Ich fand eine Lehrstelle als Maler und dachte, ich hätte das grosse Los gezogen. Aber ich war nach der Arbeit jeweils so fertig, dass ich morgens regelmässig zu spät kam. Gemalt habe ich nicht viel. Ich musste hauptsächlich Farbkübel schleppen und Böden abdecken. Nach zwei Monaten gab ich auf. Ich erinnere mich noch genau an den Tag. Auf dem Weg zur Arbeit hörte ich die «Gorillaz». «I’m happy, I’m feeling glad», sangen sie entspannt, während ich vor Frust kaum die Füsse heben konnte. Ich drehte mir einen Joint, und schon nach einigen Zügen fühlte ich mich wie in Watte gepackt. Klar ist es Scheisse, sich mit Drogen zuzudröhnen. Ich bin nicht stolz darauf, dass ich keinen anderen Ausweg sah. Als die «Gorillaz» von der Zukunft zu schwärmen begannen, sah ich das Leben plötzlich mit anderen Augen. «I’m useless, but not for long, a future is coming on.» An der Stelle, wo es hiess: «Finally someone let me out of my cage», blieb ich stehen. Ich wollte auch aus meinem Käfig heraus. Mam bekam fast einen Herzinfarkt, als mein Chef anrief und sagte, ich sei nicht zur Arbeit erschienen.
Die nächsten Monate wurde es zu Hause recht ungemütlich. Ich hing immer öfters mit einem Kollegen ab, den ich von früher kannte. Als wir es satt hatten, uns nichts leisten zu können, kam Timon auf die Idee mit den Einbrüchen. Zuerst fand ich es toll, so viel Bares zu haben. Doch Timon ging immer grössere Risiken ein. Ausserdem kümmerte es ihn nicht, wenn andere auf der Strecke blieben. Als er eine Katze in den Kühlschrank sperrte, wollte ich aussteigen. Da drohte er, mich fertigzumachen. Kurz darauf wurden wir erwischt. Timon steckten sie in ein Erziehungsheim. Seither habe ich nichts mehr von ihm gehört. Er ist einfach verschwunden, wie das Badewasser, wenn man den Stöpsel zieht. Lily ist jedesmal völlig überrascht. Aber ich weiss, dass das Wasser irgendwo wieder rauskommt. Timon wird wieder auftauchen.
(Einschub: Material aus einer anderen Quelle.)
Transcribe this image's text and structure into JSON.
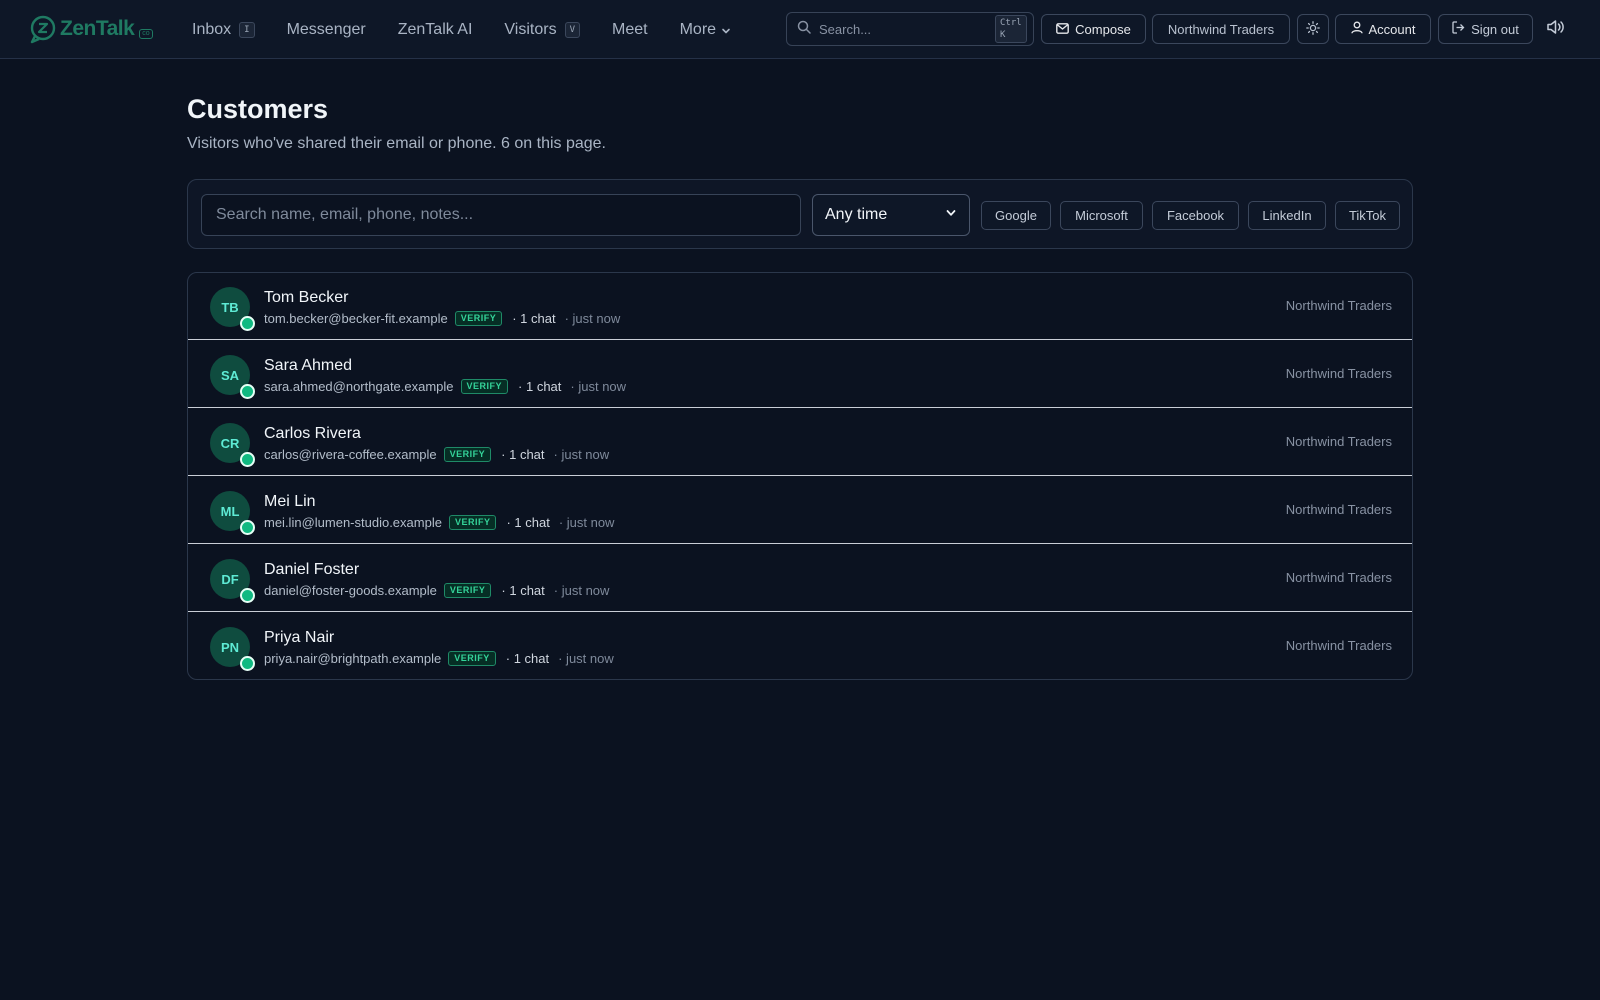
{
  "brand": {
    "name": "ZenTalk",
    "badge": "co",
    "accent": "#1f7a62"
  },
  "nav": [
    {
      "label": "Inbox",
      "kbd": "I"
    },
    {
      "label": "Messenger",
      "kbd": ""
    },
    {
      "label": "ZenTalk AI",
      "kbd": ""
    },
    {
      "label": "Visitors",
      "kbd": "V"
    },
    {
      "label": "Meet",
      "kbd": ""
    },
    {
      "label": "More",
      "kbd": ""
    }
  ],
  "top_search": {
    "placeholder": "Search...",
    "shortcut": "Ctrl K"
  },
  "toolbar": {
    "compose": "Compose",
    "workspace": "Northwind Traders",
    "account": "Account",
    "sign_out": "Sign out"
  },
  "page": {
    "title": "Customers",
    "subtitle": "Visitors who've shared their email or phone. 6 on this page."
  },
  "filters": {
    "search_placeholder": "Search name, email, phone, notes...",
    "time_selected": "Any time",
    "chips": [
      "Google",
      "Microsoft",
      "Facebook",
      "LinkedIn",
      "TikTok"
    ]
  },
  "customers": [
    {
      "initials": "TB",
      "name": "Tom Becker",
      "email": "tom.becker@becker-fit.example",
      "verify": "VERIFY",
      "chats": "· 1 chat",
      "when": "· just now",
      "org": "Northwind Traders"
    },
    {
      "initials": "SA",
      "name": "Sara Ahmed",
      "email": "sara.ahmed@northgate.example",
      "verify": "VERIFY",
      "chats": "· 1 chat",
      "when": "· just now",
      "org": "Northwind Traders"
    },
    {
      "initials": "CR",
      "name": "Carlos Rivera",
      "email": "carlos@rivera-coffee.example",
      "verify": "VERIFY",
      "chats": "· 1 chat",
      "when": "· just now",
      "org": "Northwind Traders"
    },
    {
      "initials": "ML",
      "name": "Mei Lin",
      "email": "mei.lin@lumen-studio.example",
      "verify": "VERIFY",
      "chats": "· 1 chat",
      "when": "· just now",
      "org": "Northwind Traders"
    },
    {
      "initials": "DF",
      "name": "Daniel Foster",
      "email": "daniel@foster-goods.example",
      "verify": "VERIFY",
      "chats": "· 1 chat",
      "when": "· just now",
      "org": "Northwind Traders"
    },
    {
      "initials": "PN",
      "name": "Priya Nair",
      "email": "priya.nair@brightpath.example",
      "verify": "VERIFY",
      "chats": "· 1 chat",
      "when": "· just now",
      "org": "Northwind Traders"
    }
  ]
}
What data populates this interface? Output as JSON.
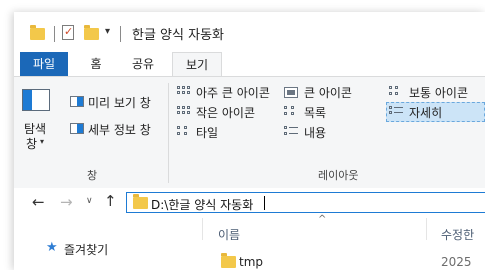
{
  "window": {
    "title": "한글 양식 자동화"
  },
  "tabs": [
    {
      "label": "파일"
    },
    {
      "label": "홈"
    },
    {
      "label": "공유"
    },
    {
      "label": "보기"
    }
  ],
  "ribbon": {
    "pane_group": {
      "nav_pane_label_1": "탐색",
      "nav_pane_label_2": "창",
      "preview_pane": "미리 보기 창",
      "details_pane": "세부 정보 창",
      "group_label": "창"
    },
    "layout_group": {
      "items": [
        {
          "label": "아주 큰 아이콘"
        },
        {
          "label": "큰 아이콘"
        },
        {
          "label": "보통 아이콘"
        },
        {
          "label": "작은 아이콘"
        },
        {
          "label": "목록"
        },
        {
          "label": "자세히"
        },
        {
          "label": "타일"
        },
        {
          "label": "내용"
        }
      ],
      "group_label": "레이아웃"
    }
  },
  "address": {
    "path": "D:\\한글 양식 자동화"
  },
  "nav_pane": {
    "quick_access": "즐겨찾기"
  },
  "file_list": {
    "columns": [
      {
        "label": "이름"
      },
      {
        "label": "수정한"
      }
    ],
    "rows": [
      {
        "name": "tmp",
        "modified": "2025"
      }
    ]
  },
  "colors": {
    "file_tab": "#1b68b8",
    "selection": "#cce4f7",
    "address_border": "#1e7bd4",
    "folder": "#f3c84a"
  }
}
Ich bin schon fast beim Hotel, als Leo anruft. «Hey, Indianer, good news! Ich hab die Adresse!»
«Echt?»
«Seid ihr noch am Bahnhof?»
«Bin auf dem Weg ins Hotel.» Ich erzähle ihm, dass wir nur noch 680 Franken brauchen.
«Wo sind Julie und Nic?»
«Im Zweier.»
«Warum? Wo fahren sie hin?»
«Nic kennt einen Typen, der entlassen wurde und Kohle hat.»
Am anderen Ende ist es still.
Ich will schon fragen, ob Leo noch dran ist, als er losschreit: «Du hast die Mädchen zu einem Ex-Knasti geschickt? Alleine? Spinnst du?»